No I am that I am, and they that level
At my abuses reckon up their own:
I may be straight, though they themselves be bevel;
By their rank thoughts my deeds must not be shown;
Unless this general evil they maintain,
All men are bad and in their badness reign.
The Sea Coast of Bohemia
Throughout the centuries of Shakespeare scholarship many critics have postulated that the dramatist must have travelled to the continent because his knowledge of the languages, manners and geography of Europe, especially Italy is so detailed and intimate in nature. Stratfordian scholars, finding no evidence that William of Stratford ever left the shores of England, have surmised that this comprehensive knowledge was acquired in conversations with travellers, merchants and sailors or overheard in the noisy taverns and streets of London. They like to cite Shakespeare’s mention of the coast of Bohemia in The Winter’s Tale as proof positive that he had no first hand experience of European shores. Our contemporary understanding is that Bohemia comprised the lands of the present day Czech Republic and Slovakia and was also therefore a landlocked country in Shakespeare’s time. However, the dramatist’s mention of a coastline of Bohemia actually displays what could be a knowledge of Bohemian history and geography far superior to today’s Shakespearean scholars and indeed to the majority of Elizabethan writers, travellers, sailors and merchants.

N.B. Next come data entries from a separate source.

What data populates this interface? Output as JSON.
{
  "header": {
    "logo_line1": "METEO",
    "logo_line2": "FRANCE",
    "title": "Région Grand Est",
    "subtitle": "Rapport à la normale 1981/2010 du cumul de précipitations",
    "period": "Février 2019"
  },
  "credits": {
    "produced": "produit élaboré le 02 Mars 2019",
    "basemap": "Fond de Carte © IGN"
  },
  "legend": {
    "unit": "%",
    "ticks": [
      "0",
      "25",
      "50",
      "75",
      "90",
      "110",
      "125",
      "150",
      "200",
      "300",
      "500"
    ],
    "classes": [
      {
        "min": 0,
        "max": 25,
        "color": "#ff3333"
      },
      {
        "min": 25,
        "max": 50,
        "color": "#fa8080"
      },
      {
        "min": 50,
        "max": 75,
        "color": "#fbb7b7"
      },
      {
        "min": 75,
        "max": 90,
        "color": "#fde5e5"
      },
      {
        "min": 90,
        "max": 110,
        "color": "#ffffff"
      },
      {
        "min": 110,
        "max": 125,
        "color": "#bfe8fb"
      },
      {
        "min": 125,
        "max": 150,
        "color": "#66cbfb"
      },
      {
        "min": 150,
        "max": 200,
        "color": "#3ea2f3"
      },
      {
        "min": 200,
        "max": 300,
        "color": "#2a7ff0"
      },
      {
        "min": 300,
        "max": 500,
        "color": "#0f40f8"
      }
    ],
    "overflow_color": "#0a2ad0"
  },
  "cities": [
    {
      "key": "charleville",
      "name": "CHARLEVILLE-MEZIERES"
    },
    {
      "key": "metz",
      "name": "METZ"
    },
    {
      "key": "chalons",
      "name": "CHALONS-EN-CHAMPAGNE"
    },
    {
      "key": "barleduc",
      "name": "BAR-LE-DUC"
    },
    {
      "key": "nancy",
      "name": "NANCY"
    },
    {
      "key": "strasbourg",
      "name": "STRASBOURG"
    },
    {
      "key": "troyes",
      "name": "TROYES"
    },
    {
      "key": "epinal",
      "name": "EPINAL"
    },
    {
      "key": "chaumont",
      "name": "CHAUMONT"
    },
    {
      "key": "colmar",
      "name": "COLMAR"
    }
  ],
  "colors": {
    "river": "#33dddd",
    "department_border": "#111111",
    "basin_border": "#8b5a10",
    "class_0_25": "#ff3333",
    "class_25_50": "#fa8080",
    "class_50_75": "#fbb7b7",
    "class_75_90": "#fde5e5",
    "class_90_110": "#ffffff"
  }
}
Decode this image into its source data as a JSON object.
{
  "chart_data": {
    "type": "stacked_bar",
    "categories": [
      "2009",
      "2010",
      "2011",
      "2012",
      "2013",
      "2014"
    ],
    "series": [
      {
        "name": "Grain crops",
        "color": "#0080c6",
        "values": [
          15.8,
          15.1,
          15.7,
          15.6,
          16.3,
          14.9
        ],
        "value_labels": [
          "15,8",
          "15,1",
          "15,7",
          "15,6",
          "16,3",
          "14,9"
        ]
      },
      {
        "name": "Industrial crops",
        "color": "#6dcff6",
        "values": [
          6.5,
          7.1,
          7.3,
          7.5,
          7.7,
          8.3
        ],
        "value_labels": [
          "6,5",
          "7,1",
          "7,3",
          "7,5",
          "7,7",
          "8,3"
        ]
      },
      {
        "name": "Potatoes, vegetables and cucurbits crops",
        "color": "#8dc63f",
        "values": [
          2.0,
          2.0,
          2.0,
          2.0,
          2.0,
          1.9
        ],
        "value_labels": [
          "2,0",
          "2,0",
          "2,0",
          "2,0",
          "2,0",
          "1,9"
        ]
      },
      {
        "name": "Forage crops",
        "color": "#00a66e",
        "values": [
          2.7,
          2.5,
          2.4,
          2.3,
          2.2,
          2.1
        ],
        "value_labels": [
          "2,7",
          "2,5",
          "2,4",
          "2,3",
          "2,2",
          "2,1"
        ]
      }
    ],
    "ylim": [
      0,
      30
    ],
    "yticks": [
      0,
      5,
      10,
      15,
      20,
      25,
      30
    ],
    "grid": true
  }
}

During the reign of King Ottakar II the Bohemian empire stretched as far as the Adriatic Sea. Brenda James (2005, p.1) observes how “the documented life of the King of Bohemia during this expansion of his empire ran a course strangely parallel to that of Polixenes, the Bohemian King in Shakespeare’s play”. James notes linguistic, historical, mythological and literary references in The Winter’s Tale which identify characters and settings with the story of King Ottakar.
The privately educated Ben Jonson was known to have scoffed at Shakespeare’s ‘Coast of Bohemia’, another instance in his mixed catalogue of admiration and scorn for the great author. Oxford graduate Robert Greene, however, seems to credit the accuracy of Shakespeare’s knowledge in his novel Pandosto by also describing the kingdom of Bohemia as extending to the shores of the Adriatic. ( James, p.3) An interesting fact about the Bohemia of Shakespeare’s time was the phenomenon of the spring floods which saw the Danube regularly overflowing its banks “joining the rise of the Elbe and creating a veritable sea around the area, a ‘sea’ in which the smaller vessels of the 16 th century have occasionally been wrecked”. (ibid.)
If one was to consider then the true identity of the author of The Winter’s Tale one would begin by seeking an Oxford graduate with historical knowledge of the Bohemia of the thirteenth century, an Englishman who may have travelled to Bohemia and personally experienced the inland sea created by the flooding of the Danube. The name of Edmund Campion would surely loom large in a list of possible candidates able to supply the intricate plot details of The Winter’s Tale. Campion’s reputation as the outstanding Oxford scholar of his time, his travels in Bohemia and his seven year tenure at the Jesuit University in Prague eminently qualify him as a serious candidate for the authorship of the play.